After six weeks, the proportion of infants in the extended regimen group who had become infected with HIV was significantly lower than the proportion in the single-dose group (3% vs. 5%). However, by six months, the difference between the groups (7% vs. 9%) was no longer statistically significant. Mortality was equally common in the two groups at six weeks, but at six months it was lower in the extended-dose group than in the single-dose group (1% vs. 4%). For the combined outcome category that included both HIV transmission and death, adverse outcomes were less common in the extended-dose group than in the single-dose group, both at six weeks (4% vs 7%) and at six months (8% vs. 12%). Seventy-two percent of the deaths occurred among infants who were not infected with HIV; the most common causes were respiratory conditions, gastrointestinal conditions and infections.
Nearly 40% of the infants experienced at least one serious adverse event. The rate of these events did not differ between groups, however. The most common adverse events were abnormal laboratory findings (45%), gastrointestinal conditions (16%) and respiratory illnesses (14%).

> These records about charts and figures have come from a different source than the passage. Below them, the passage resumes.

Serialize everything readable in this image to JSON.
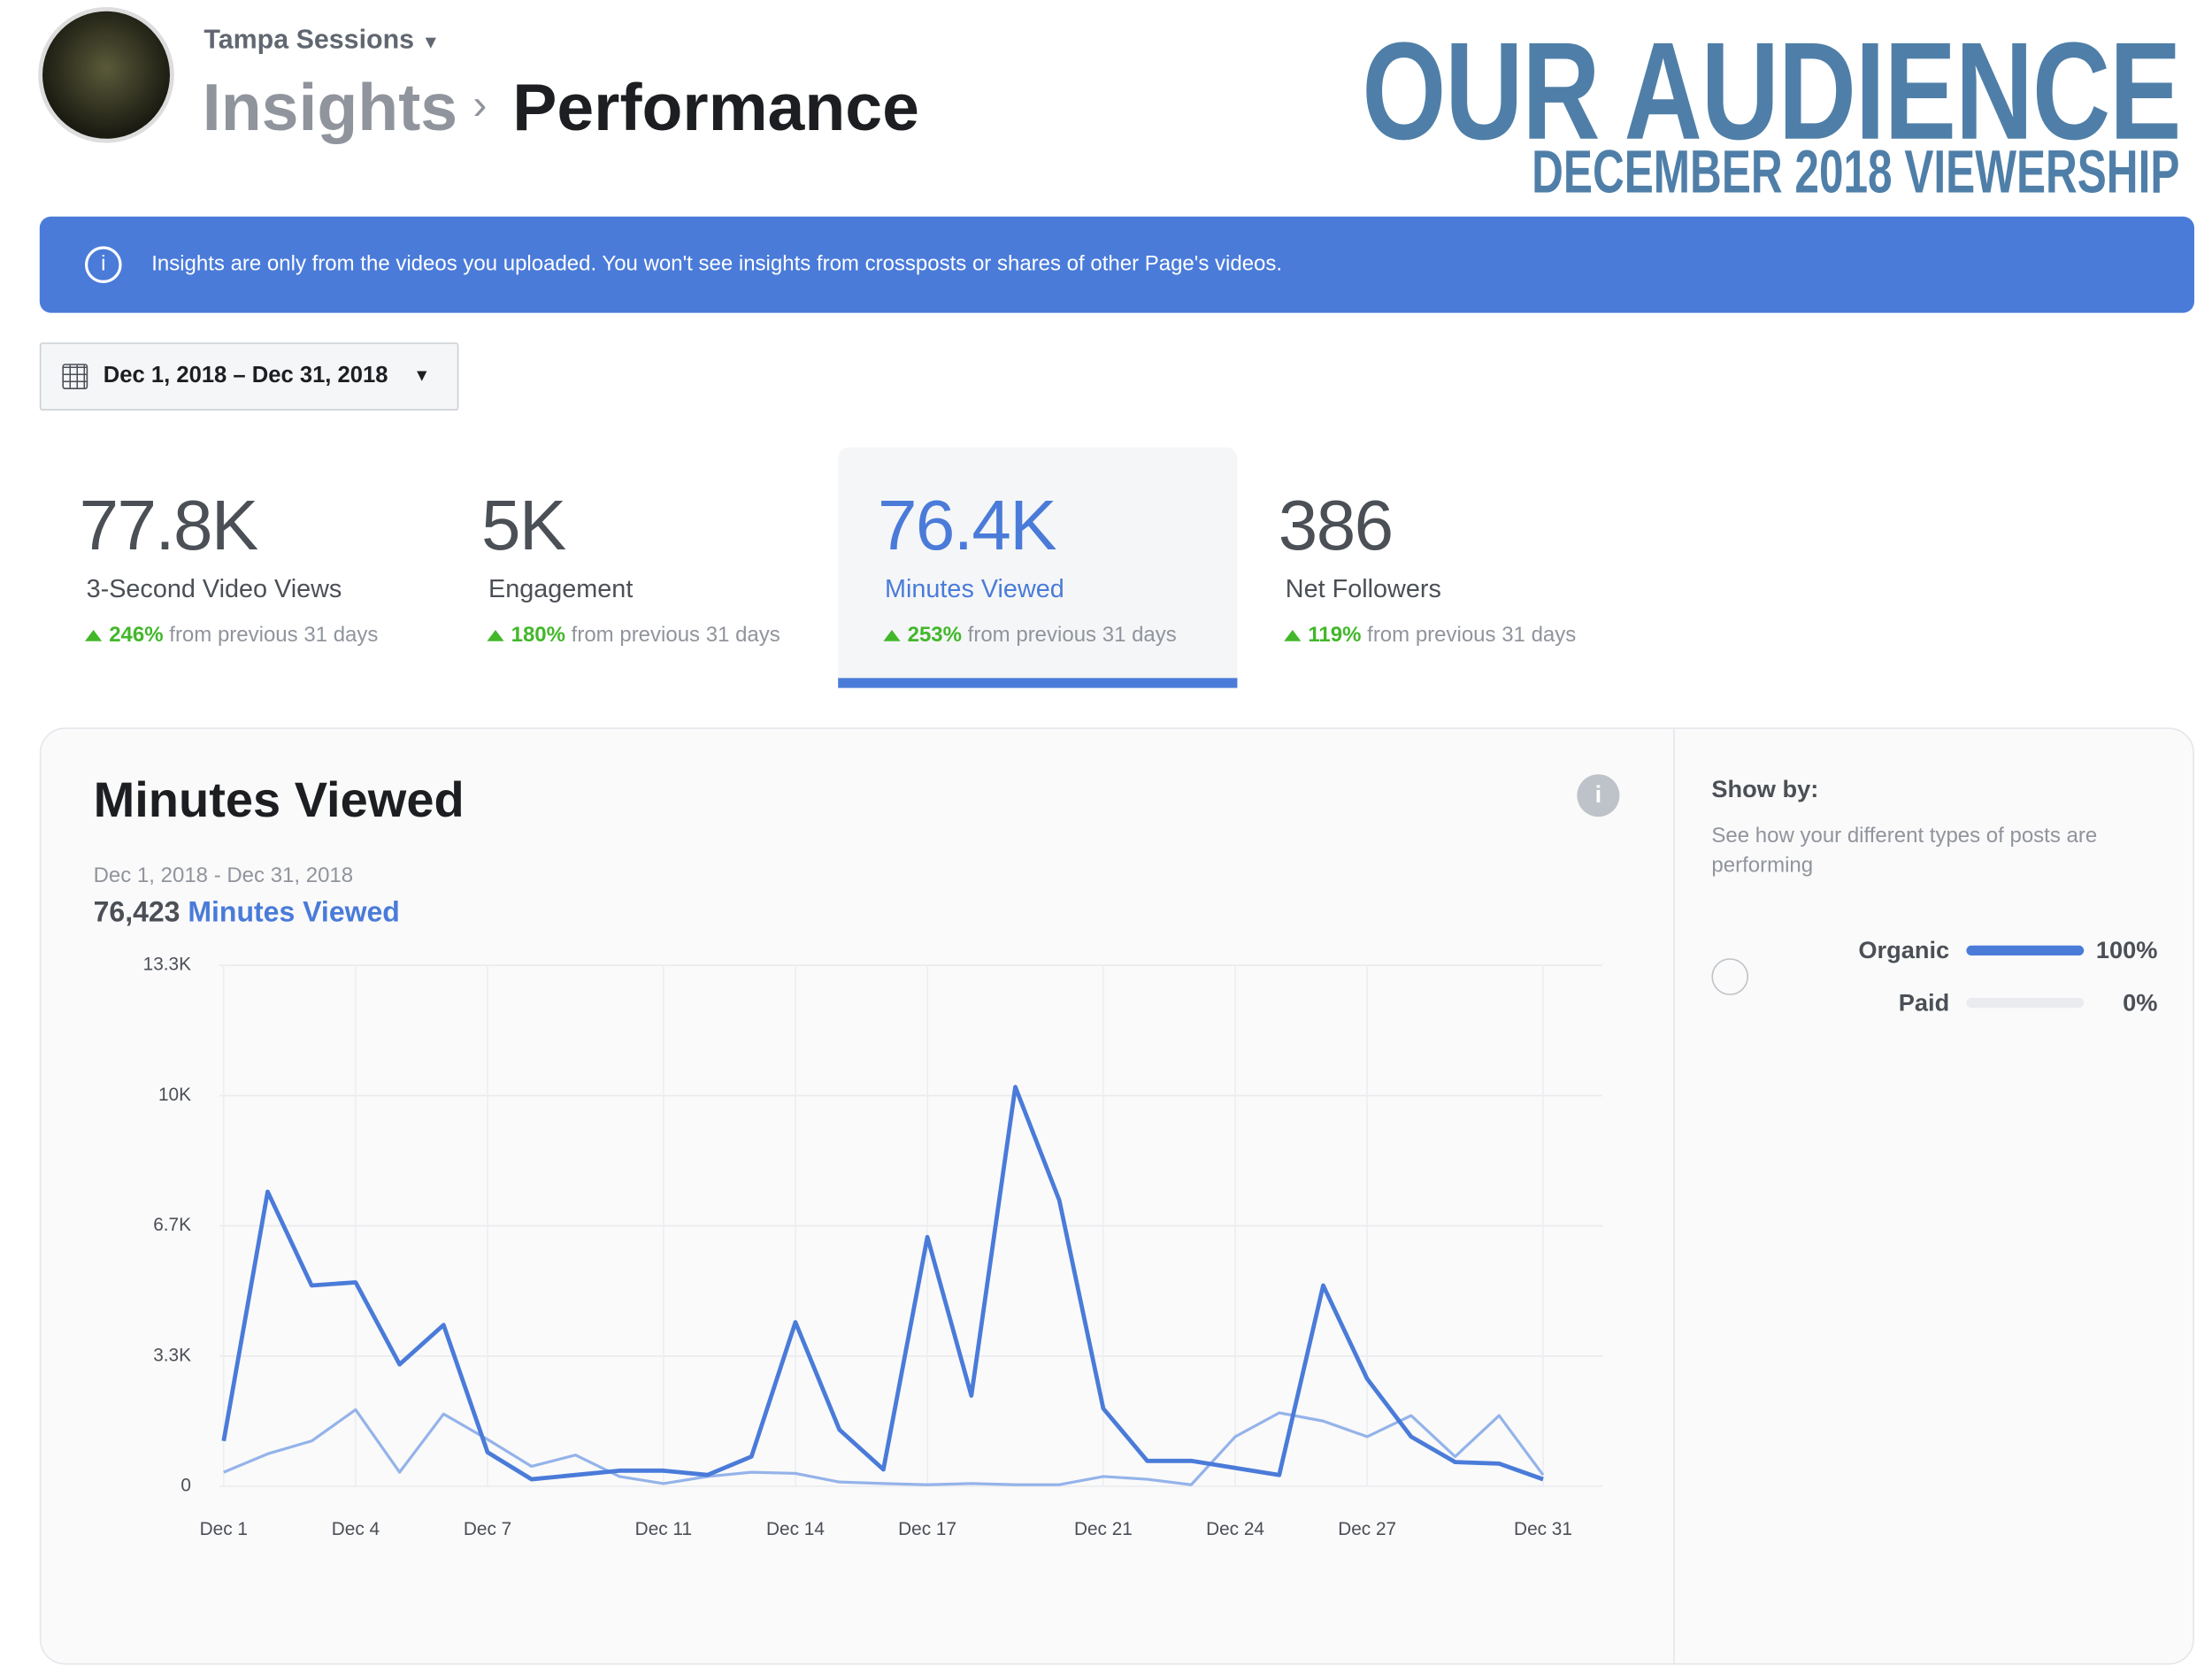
{
  "header": {
    "page_name": "Tampa Sessions",
    "breadcrumb": [
      "Insights",
      "Performance"
    ],
    "title": "OUR AUDIENCE",
    "subtitle": "DECEMBER 2018 VIEWERSHIP"
  },
  "banner": "Insights are only from the videos you uploaded. You won't see insights from crossposts or shares of other Page's videos.",
  "date_range": "Dec 1, 2018 – Dec 31, 2018",
  "metrics": [
    {
      "value": "77.8K",
      "label": "3-Second Video Views",
      "change": "246%",
      "note": "from previous 31 days"
    },
    {
      "value": "5K",
      "label": "Engagement",
      "change": "180%",
      "note": "from previous 31 days"
    },
    {
      "value": "76.4K",
      "label": "Minutes Viewed",
      "change": "253%",
      "note": "from previous 31 days"
    },
    {
      "value": "386",
      "label": "Net Followers",
      "change": "119%",
      "note": "from previous 31 days"
    }
  ],
  "chart_panel": {
    "title": "Minutes Viewed",
    "range": "Dec 1, 2018 - Dec 31, 2018",
    "total": "76,423",
    "total_label": "Minutes Viewed"
  },
  "chart_data": {
    "type": "line",
    "categories": [
      "Dec 1",
      null,
      null,
      "Dec 4",
      null,
      null,
      "Dec 7",
      null,
      null,
      null,
      "Dec 11",
      null,
      null,
      "Dec 14",
      null,
      null,
      "Dec 17",
      null,
      null,
      null,
      "Dec 21",
      null,
      null,
      "Dec 24",
      null,
      null,
      "Dec 27",
      null,
      null,
      null,
      "Dec 31"
    ],
    "series": [
      {
        "color": "#94b3ea",
        "values": [
          360,
          830,
          1160,
          1960,
          360,
          1850,
          1200,
          510,
          800,
          250,
          70,
          250,
          360,
          330,
          110,
          70,
          40,
          70,
          40,
          40,
          250,
          180,
          40,
          1270,
          1880,
          1670,
          1270,
          1810,
          760,
          1810,
          290
        ]
      },
      {
        "color": "#4a7bd9",
        "values": [
          1160,
          7540,
          5140,
          5220,
          3120,
          4130,
          870,
          180,
          290,
          400,
          400,
          290,
          760,
          4200,
          1450,
          430,
          6380,
          2320,
          10220,
          7320,
          1990,
          650,
          650,
          470,
          290,
          5140,
          2750,
          1270,
          620,
          580,
          180
        ]
      }
    ],
    "ylim": [
      0,
      13333
    ],
    "yticks": [
      0,
      {
        "value": 3333,
        "label": "3.3K"
      },
      {
        "value": 6667,
        "label": "6.7K"
      },
      {
        "value": 10000,
        "label": "10K"
      },
      {
        "value": 13333,
        "label": "13.3K"
      }
    ],
    "grid": true
  },
  "show_by": {
    "title": "Show by:",
    "description": "See how your different types of posts are performing",
    "options": [
      {
        "label": "Organic",
        "value": 100,
        "value_label": "100%",
        "color": "#4a7bd9"
      },
      {
        "label": "Paid",
        "value": 0,
        "value_label": "0%",
        "color": "#4a7bd9"
      }
    ]
  }
}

The investigators note that the lack of a statistical difference in HIV transmission rates between the two groups at six months may be related to the low rate of HIV transmission in the single-dose group, which reduced the study's statistical power to detect such a difference. Nonetheless, the benefits observed at six weeks in this study, and the findings from another recent study of extended antiretro-viral treatment during the postpartum period, suggest that "extended post-partum nevirapine should be considered for HIV-uninfected infants being breastfed by HIV-infected mothers to improve survival and to reduce the risk of HIV transmission," the researchers contend. They add that "the optimum duration of post-partum infant nevirapine is, however, unclear, and is probably dependent on the duration of breastfeeding and other maternal and infant factors that vary among communities."—P. Doskoch
1. Six Week Extended-Dose Nevirapine Study Team, Extended-dose nevirapine to 6 weeks of age in infants to prevent HIV transmission via breastfeeding in Ethiopia, India, and Uganda: an analysis of three randomized controlled trials, Lancet, 2008, 372(9635): 300–313.